We cannot know how much the PCPF would invest in defence without these exclusions. However, the FTSE 100 has an exposure to defence of 2 per cent. Using this 2 per cent as a proxy, we can estimate that MPs, via their pensions, are withholding £12 million of capital from British defence. An amount greater than the total valuation of many defence SMEs.

An even more pertinent issue is that if the pensions of those most avidly supporting defence exclude investment into defence, what does this mean for everyone else and their pensions? 

If you haven’t, it is probably time to log into your pension and check both that defence isn’t being excluded, and that your pension is focused on maximising returns. As a rule of thumb, if the fund your money is invested in includes the terms “ESG,” “Sustainable,” or “Ethical,” you should be worried.

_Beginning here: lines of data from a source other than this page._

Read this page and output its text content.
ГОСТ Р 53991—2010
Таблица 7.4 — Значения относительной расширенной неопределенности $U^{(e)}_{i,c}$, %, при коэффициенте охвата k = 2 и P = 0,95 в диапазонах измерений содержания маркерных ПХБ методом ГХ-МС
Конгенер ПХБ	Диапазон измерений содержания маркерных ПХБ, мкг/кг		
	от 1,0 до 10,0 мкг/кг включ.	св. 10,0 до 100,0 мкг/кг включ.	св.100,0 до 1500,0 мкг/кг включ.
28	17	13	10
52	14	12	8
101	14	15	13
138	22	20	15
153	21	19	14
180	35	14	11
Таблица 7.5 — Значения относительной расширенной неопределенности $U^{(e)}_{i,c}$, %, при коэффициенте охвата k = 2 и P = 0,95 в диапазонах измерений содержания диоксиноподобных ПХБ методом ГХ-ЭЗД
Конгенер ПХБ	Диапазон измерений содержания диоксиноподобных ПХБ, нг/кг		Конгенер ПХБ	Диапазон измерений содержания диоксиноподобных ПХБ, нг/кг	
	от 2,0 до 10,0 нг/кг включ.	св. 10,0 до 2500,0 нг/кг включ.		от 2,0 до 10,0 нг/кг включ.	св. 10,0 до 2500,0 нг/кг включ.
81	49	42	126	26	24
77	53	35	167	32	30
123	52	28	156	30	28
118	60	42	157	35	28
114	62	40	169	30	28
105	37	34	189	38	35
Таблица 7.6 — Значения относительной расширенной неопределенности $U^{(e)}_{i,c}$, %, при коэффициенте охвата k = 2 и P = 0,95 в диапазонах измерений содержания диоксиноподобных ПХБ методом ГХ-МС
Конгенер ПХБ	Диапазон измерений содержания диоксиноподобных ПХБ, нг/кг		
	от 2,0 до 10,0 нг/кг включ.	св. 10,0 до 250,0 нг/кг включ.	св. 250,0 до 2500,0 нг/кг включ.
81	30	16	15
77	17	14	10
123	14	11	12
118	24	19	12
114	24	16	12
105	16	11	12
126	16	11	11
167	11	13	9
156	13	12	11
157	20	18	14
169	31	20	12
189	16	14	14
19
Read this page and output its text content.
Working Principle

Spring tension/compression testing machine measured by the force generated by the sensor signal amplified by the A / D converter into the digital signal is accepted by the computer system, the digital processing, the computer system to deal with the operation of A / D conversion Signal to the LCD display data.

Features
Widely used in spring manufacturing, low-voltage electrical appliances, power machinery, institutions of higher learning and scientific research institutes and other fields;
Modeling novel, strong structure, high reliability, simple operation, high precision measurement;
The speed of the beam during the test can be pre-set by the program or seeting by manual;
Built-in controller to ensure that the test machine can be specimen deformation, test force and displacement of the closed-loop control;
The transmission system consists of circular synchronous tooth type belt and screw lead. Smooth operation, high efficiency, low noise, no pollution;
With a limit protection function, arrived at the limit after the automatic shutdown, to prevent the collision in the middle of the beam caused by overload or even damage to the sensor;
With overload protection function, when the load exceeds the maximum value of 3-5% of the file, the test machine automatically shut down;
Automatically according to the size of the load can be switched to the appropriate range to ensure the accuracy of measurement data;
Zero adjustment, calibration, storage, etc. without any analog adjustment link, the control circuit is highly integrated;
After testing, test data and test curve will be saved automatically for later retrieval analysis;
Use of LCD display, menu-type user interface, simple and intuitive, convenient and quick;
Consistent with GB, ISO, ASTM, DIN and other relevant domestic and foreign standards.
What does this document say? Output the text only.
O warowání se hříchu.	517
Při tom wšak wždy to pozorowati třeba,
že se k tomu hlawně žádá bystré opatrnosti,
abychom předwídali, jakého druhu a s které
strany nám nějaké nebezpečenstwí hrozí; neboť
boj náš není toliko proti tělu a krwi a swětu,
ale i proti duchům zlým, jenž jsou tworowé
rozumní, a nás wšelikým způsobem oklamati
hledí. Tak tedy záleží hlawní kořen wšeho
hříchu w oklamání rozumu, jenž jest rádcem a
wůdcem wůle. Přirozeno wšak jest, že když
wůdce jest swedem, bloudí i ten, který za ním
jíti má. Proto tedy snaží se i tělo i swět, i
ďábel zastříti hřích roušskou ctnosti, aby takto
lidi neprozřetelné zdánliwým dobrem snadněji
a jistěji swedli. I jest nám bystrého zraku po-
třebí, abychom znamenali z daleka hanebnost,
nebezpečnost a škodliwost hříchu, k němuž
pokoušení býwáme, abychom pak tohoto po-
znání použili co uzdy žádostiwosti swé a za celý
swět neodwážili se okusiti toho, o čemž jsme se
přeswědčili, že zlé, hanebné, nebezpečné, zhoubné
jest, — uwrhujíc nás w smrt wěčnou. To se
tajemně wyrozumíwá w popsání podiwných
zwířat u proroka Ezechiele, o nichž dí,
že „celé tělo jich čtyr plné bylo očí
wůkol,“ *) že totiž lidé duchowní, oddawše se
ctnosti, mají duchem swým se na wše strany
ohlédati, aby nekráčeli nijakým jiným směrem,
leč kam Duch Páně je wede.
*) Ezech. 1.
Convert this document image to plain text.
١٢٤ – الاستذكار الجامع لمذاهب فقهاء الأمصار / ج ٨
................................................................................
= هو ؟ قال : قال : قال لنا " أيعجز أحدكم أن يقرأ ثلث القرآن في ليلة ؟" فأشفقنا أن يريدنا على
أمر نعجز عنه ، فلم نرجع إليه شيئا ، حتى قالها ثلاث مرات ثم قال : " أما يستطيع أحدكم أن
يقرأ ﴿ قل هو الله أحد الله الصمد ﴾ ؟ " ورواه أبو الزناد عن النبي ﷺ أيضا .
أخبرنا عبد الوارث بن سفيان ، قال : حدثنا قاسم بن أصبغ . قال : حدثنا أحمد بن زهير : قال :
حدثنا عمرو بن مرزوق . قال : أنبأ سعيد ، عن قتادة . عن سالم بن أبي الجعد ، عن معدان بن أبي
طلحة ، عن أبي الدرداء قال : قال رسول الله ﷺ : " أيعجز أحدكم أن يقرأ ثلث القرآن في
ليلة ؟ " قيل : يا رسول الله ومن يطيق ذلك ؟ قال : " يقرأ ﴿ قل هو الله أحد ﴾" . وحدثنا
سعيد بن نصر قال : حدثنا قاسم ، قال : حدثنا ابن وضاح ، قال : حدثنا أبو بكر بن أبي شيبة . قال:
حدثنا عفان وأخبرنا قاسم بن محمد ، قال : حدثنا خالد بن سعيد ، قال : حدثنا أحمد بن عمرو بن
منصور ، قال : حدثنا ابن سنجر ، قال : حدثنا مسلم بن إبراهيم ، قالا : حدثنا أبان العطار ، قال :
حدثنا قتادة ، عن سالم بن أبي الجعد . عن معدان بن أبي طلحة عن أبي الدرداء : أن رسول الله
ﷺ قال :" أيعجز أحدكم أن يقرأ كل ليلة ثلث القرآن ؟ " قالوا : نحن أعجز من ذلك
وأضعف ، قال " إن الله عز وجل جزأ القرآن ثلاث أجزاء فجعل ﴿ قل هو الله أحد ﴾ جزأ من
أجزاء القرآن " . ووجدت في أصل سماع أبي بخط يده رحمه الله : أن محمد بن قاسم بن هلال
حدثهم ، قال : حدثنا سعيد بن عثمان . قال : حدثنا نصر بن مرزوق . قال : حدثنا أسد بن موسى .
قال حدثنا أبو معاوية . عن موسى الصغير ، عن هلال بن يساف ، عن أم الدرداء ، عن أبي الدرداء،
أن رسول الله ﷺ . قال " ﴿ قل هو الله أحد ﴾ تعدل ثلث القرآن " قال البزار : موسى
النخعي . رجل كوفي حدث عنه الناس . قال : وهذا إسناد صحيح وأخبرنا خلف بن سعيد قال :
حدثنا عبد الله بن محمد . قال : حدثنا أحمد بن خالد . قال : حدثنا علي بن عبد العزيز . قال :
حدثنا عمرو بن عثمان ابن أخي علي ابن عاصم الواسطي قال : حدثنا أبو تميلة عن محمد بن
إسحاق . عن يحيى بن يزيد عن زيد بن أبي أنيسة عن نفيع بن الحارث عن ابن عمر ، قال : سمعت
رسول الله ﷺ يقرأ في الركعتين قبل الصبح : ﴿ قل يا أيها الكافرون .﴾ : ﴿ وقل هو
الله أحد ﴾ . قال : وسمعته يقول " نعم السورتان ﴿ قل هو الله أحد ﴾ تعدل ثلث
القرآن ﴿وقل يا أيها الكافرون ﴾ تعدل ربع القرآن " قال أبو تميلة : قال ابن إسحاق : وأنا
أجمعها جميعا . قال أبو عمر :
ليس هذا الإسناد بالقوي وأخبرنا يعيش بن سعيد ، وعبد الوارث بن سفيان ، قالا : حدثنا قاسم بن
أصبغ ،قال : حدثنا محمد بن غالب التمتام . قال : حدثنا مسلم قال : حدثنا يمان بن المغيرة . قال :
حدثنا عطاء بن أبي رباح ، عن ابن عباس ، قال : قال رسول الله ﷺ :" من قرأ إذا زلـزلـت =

ESG investing is essentially a social scoring system, in which subjective judgements are made by people whose values don’t represent the public. This is how we have arrived in a situation where MPs’ pensions are not invested in BAE Systems, a cornerstone of the defence industry, but are invested, for example, in PetroChina, the Chinese state oil company, and in Tencent Holdings, operator of WeChat, apparently an integral part of China’s surveillance apparatus. 

This is also bad for PCPF finances. Since 2022, BAE Systems, Rolls Royce and Babcock have returned 181 per cent, 525 per cent and 100 per cent respectively. Returns denied to the PCPF. The PCPF is a defined benefit pension scheme, meaning that MPs are guaranteed a pensionable income. Underperformance is paid for by British taxpayers who will have to step in and plug the gap.

The Labour MPs who wrote to Britain’s banks and fund managers should now turn to the PCPF trustees and have them divest from funds which punish defence.